03 Dec Five Great Tips for Listening to your Children
Good communication with your children will allow you to build closer relationships, connect the family unit, enhance your child’s self esteem and teach your child valuable life skills.
Follow our tips below and watch your relationship with your child thrive!
- Set aside time for talking- this sounds really obvious but among the craziness of our day-to-day lives we often forget to take time out to really listen. A great way to make sure you don’t miss out is to make talking a part of the daily routine i.e. at dinner time, on the way home from school, before bed.

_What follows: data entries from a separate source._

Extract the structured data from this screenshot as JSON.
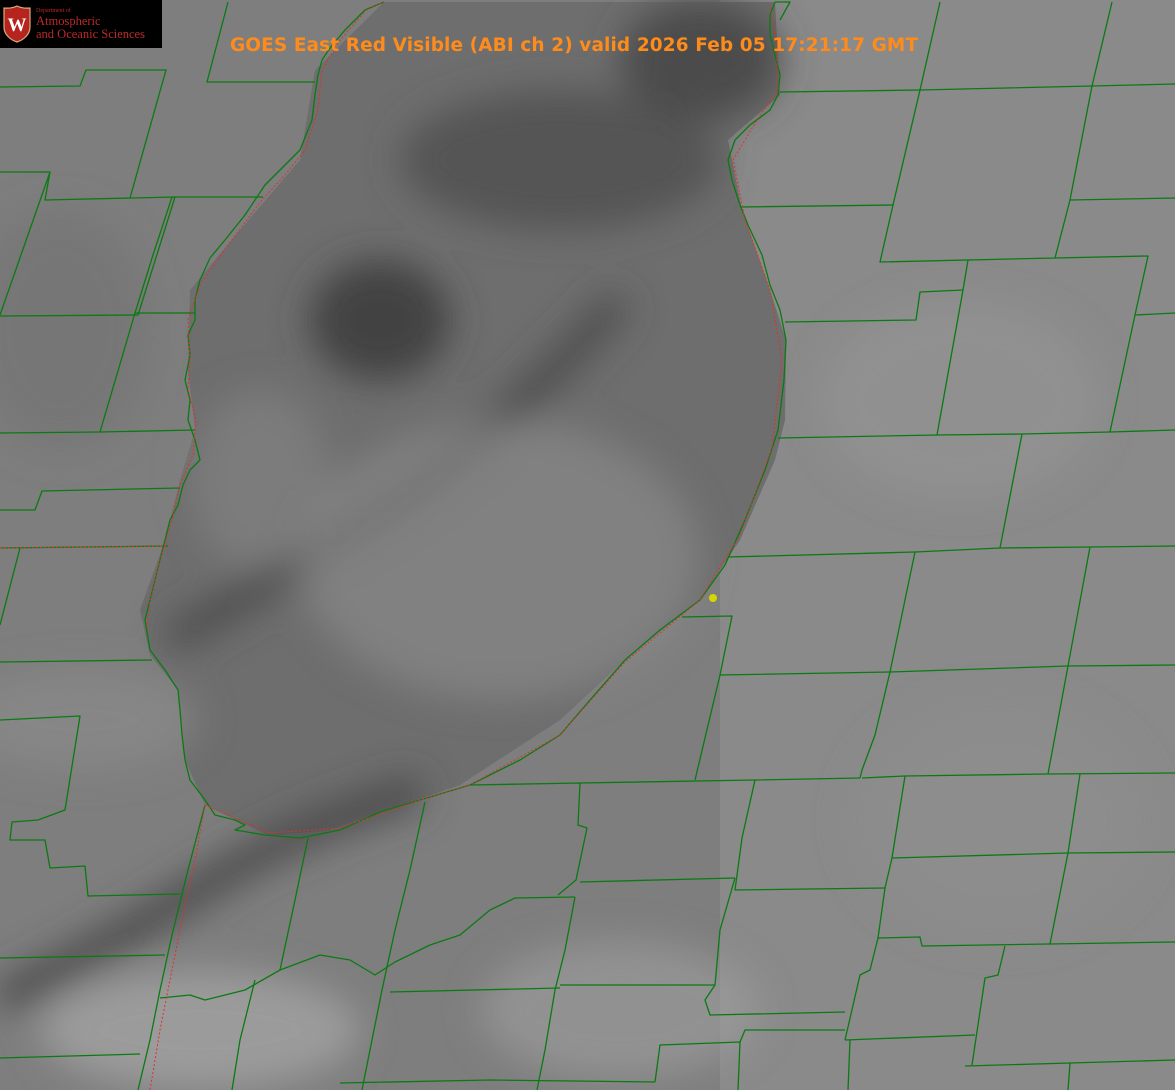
{
  "title": "GOES East Red Visible (ABI ch 2) valid 2026 Feb 05 17:21:17 GMT",
  "logo": {
    "dept_line": "Department of",
    "line1": "Atmospheric",
    "line2": "and Oceanic Sciences",
    "seal_letter": "W",
    "seal_color": "#b5241e",
    "text_color": "#ba2a28"
  },
  "map": {
    "boundary_color": "#0b7a12",
    "state_border_color": "#e0302a",
    "marker_color": "#d6d600"
  }
}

- Stop and listen- if your child initiates a talk outside of your regular talking time and they seem to be demonstrating strong feelings about something, listen. It’s that simple. Everybody loves to be heard so if possible, stop what you’re doing and really pay attention. If this really isn’t possible, explain that you care very much about what they are saying but that you will have to put it on hold for the moment. Don’t forget to follow up with them as soon as you can.
- Be accepting- allowing your child to freely express joy, anger, embarrassment, jealousy and frustration is so important. These are human emotions and your child needs to be able to acknowledge these feelings in order to know how to deal with them. Rather than telling your child they shouldn’t be mad about something, try to offer them a strategy for dealing with these feelings positively.
- Avoid blaming and criticising- if your child has done something you’re not happy about set an example of good communication by explaining how you feel about the choices they made and why and then offer them alternatives for better behaviour/actions to take in the future. This will stop them from hesitating to talk to you next time,
- Listen with your body and your eyes- children can feel how much you’re connecting with them! Maintaining eye contact, nodding, and facing your body towards your child all demonstrate your interest. If your child feels as though you’re really listening, they might just start really talking.
Pro Tip- Start these habits now! Starting young means that both you and your child get into good habits early. Remember, a young child that feels comfortable talking to you will often turn into a young adult who feels comfortable confiding in you.